Monday, July 21, 2008

Facebook and its impending redesign

So Facebook is redesigning the profile pages (check Techcrunch for more http://www.techcrunch.com/2008/07/21/the-friendfeedization-of-facebook/) of users as a way of enhancing the service.

According to Yahoo! News US, it's a "new look to reflect changes in how its members communicate with each other and how they share photos and updates about their lives."

Now, Valleywag is reporting that the new redesign has seen ads disappear from user profile pages - http://valleywag.com/5026723/where-did-the-facebook-ads-go

"Most of Facebook's inventory is junk. And Facebook's new design may help take out the trash. It's no surprise users don't click on ads on profile pages; there's too much else to do."

I wouldn't go that far, but I think over the past 2 months Facebook has definitely dropped its ad standards.

I am a fan of Facebook and its potential - engaged audience, large audience, strong targeting potential (I must stress that word, potential), the platform itself and the functionality. I have used it for campaigns, it generally works.

However I have a few gripes as well.

1. Ninemsn can only sell display inventory. You can't run expanding creative. Ninemsn cannot sell 'social ads'. Ninemsn should have access to all inventory on the site - I can't see the benefit of the current approach.

2. The text based with small image ads that run in place of the skyscraper sometimes are incredibly annoying. There is no quality control and 9 times out of 10 they are not at all relevant to me and I'd imagine most users. If I'm not getting ads for hip hop jackets, it's ads for singles services (despite checking In A Relationship on my profile), gay matchmaker companies or market research companies seeking 'Males aged 30-39 for awesome products'.

3. It is difficult to buy anything integrated on the network. A few AU repping houses claim to have access to FB ads, Facebook sort of have a US guy looking after the market but it's not ideal considering their audience size.

4. Facebook is already running low end performance ads - my belief is once you blanket your site end to end with credit cards ads, Dell ads etc you blow any chance you have of positioning yourself as anything but low CPM. Monetise at any cost ... even if it means annoying your users and scaring off the advertisers who could generate yield.

Hopefully this redesign is a step towards solving some of the above. Taking off rubbish ads from user profiles will probably have a minimal impact on revenue short term. But it does keep users from being annoyed and gives them time to maybe nail the right execution.

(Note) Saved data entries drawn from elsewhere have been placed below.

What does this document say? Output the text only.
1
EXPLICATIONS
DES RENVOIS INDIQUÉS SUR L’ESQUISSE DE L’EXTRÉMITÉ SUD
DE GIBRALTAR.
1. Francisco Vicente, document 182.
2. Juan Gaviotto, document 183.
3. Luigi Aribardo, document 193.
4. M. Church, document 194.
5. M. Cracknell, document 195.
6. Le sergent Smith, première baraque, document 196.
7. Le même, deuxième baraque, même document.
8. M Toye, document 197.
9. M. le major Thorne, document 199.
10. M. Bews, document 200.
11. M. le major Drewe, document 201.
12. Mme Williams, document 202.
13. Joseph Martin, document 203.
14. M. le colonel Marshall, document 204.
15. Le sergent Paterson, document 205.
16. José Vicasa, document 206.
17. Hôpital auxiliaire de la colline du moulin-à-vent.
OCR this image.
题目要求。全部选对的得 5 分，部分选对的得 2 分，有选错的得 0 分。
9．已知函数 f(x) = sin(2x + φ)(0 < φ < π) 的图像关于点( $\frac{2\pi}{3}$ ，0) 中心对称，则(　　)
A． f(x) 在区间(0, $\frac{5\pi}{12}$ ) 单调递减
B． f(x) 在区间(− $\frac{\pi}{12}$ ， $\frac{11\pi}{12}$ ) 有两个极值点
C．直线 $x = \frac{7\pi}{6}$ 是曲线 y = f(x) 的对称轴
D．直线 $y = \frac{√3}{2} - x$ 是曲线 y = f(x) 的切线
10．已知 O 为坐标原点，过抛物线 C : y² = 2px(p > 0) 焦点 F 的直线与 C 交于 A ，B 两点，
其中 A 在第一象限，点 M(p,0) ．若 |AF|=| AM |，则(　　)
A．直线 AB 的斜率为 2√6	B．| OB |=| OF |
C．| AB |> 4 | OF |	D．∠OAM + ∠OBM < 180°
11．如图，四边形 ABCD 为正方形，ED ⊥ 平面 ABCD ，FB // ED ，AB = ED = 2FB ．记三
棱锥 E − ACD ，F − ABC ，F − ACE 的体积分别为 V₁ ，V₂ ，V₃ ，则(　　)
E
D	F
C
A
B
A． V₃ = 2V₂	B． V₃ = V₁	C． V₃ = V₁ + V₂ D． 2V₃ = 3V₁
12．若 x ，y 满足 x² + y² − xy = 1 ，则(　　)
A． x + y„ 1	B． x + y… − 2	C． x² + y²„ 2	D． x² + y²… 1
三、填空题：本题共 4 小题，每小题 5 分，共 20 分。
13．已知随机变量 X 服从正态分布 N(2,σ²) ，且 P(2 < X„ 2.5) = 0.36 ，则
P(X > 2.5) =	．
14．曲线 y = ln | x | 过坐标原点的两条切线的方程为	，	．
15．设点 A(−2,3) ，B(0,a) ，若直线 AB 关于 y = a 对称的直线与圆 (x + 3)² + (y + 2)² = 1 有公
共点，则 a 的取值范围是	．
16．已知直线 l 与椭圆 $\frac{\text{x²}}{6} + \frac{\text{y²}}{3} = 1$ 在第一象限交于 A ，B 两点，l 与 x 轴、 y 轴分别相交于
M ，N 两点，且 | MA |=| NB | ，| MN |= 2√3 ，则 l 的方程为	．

But developing a robust ad platform has to be priority 1 for Facebook. Without it, the ad dollars won't come and without that their $15b valuation doesn't really make much sense. There's no shortage of inventory online - it's not like we can't reach the same eyeballs elsewhere ... agencies and advertisers will start asking the tougher questions to publishers - why choose your network over the 100 others we have access to. And if the answers aren't smart, the dollars will move.